The most introspective thoughts and prayers seem to come to me as I'm soaking in my big tub. Maybe because it’s really a sanctuary for me. I arrived at the thought that most people who experience something traumatically life-altering have to make a choice daily to forgive.

Numerous people have hurt me over the span of twenty-seven years in ministry, but it doesn’t require me to wake up daily and forgive for the same offense. Godly and wise people loose things like that and let them go. Some people who caused harm to myself or my family years ago, I don't even remember the names of, at this point! But then, there are other things that affect your life profoundly whereby you are forever altered. Sitting in my tub pondering this, I had the thought -- it’s not so much about holding a grudge, it’s more about waking up so undeniably changed that you can’t avoid the obvious. It would be like waking up every day without your legs because they were blown off, and trying to ignore the fact.

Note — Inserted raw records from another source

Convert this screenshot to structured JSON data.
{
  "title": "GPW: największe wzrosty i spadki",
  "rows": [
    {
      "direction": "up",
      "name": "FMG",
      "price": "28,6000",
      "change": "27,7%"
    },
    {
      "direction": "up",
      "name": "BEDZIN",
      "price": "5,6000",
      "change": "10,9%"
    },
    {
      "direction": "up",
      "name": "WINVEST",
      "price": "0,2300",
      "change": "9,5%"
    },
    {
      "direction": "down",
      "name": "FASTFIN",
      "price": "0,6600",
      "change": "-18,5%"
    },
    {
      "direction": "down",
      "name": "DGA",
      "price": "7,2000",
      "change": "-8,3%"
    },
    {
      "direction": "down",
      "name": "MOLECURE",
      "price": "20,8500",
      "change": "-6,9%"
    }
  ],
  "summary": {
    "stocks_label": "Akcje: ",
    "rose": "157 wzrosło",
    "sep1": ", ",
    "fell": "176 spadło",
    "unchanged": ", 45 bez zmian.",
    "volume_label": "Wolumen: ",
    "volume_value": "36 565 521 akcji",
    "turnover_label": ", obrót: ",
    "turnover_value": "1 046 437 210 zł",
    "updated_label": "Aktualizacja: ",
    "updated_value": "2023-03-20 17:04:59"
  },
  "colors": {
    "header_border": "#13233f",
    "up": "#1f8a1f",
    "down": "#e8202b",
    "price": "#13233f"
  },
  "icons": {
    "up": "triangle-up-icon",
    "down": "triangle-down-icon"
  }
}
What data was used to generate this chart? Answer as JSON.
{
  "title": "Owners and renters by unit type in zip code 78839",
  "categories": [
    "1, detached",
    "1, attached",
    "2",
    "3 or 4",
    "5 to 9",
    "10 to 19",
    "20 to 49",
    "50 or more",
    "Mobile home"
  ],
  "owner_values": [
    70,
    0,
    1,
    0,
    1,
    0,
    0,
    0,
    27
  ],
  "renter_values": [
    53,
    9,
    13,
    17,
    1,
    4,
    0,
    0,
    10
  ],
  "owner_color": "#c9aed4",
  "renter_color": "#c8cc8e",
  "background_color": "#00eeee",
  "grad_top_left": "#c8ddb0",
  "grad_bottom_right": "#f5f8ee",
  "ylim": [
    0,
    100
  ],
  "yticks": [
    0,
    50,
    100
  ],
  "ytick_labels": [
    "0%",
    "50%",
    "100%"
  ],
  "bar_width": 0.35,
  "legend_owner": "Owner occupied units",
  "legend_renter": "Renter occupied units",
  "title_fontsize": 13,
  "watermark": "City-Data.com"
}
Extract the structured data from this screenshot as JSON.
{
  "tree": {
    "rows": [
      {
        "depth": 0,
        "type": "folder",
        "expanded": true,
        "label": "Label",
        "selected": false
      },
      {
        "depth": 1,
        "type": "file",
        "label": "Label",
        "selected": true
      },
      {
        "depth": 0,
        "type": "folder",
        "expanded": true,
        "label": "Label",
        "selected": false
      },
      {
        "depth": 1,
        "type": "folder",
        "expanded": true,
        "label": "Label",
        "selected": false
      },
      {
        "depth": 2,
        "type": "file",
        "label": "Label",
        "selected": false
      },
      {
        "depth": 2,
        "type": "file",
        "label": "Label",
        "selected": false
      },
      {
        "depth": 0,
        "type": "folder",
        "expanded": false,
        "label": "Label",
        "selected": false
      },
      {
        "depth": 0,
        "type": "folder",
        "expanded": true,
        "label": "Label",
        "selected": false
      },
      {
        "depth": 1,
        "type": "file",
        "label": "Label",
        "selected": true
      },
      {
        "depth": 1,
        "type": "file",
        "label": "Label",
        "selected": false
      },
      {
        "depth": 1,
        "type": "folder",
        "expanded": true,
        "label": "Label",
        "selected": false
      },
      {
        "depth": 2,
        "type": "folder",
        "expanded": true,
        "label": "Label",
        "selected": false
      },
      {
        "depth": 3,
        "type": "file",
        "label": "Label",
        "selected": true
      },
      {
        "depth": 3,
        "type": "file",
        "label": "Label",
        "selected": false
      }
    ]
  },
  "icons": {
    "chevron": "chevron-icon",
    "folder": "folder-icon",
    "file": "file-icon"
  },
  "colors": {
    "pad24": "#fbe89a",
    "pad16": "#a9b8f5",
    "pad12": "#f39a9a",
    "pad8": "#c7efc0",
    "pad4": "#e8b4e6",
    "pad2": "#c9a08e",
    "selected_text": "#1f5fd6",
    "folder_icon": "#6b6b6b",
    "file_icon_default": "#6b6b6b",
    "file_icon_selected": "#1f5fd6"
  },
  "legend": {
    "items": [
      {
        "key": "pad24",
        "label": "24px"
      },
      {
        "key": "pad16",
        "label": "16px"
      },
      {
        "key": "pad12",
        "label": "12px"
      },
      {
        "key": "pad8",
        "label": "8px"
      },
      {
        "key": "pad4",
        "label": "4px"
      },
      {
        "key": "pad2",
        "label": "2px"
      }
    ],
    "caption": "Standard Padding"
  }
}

After a life-altering act, you can move forward but life doesn't go back to the way it was. You wake up every day with the realization that things are different because of a choice someone made. That’s kind of where I reside daily, but I live victoriously despite having lived through the unthinkable. Every day I say,  “As an act of the will, I forgive…” and then keep moving forward.

Choosing Empowerment

I read a quote by T.D. Jakes recently:   “Forgiveness is about empowering yourself, rather than empowering your past.”   

That’s one of several reasons I choose it.

I was grateful that yesterday not one person felt the need to tell me that because of four great fathers in my life (my adoptive Dad, step-dad, father-in-love and the amazing father of my children) any other loss was utterly meaningless.  Yippee for trigger-free days!

As many adoptees know, yesterday was a day with much trigger potential for us.  Having the impact of significant losses dismissed is not only triggering, it’s exhausting. It was a good day for me to be thankful for all four of these men, yet at the same time live in the real world. Because that’s where I live - in reality.   

Fatherless?

An adoptee friend made the point yesterday that all children have fathers. 
No child is fatherless.  Or motherless.

Every person in the world who has ever been born has a father, and that will never, ever change. 

The fact is simply, some fathers are involved and some aren’t.
Some are known to the child and others not. 
Some step up to their responsibilities and others don’t. 
But we all technically have fathers.
 It takes both a mother and a father to create a child. 
Whether they actually raise the child they conceive is another story.

So, I have another a natural father out there, I  just don’t know for sure who he is.  

Whether he’ll look into my eyes or vice versa, within my lifetime remains to be seen.   

Until then I’ll keep waking up every day -- empowered, choosing forgiveness and kicking the devil’s tail.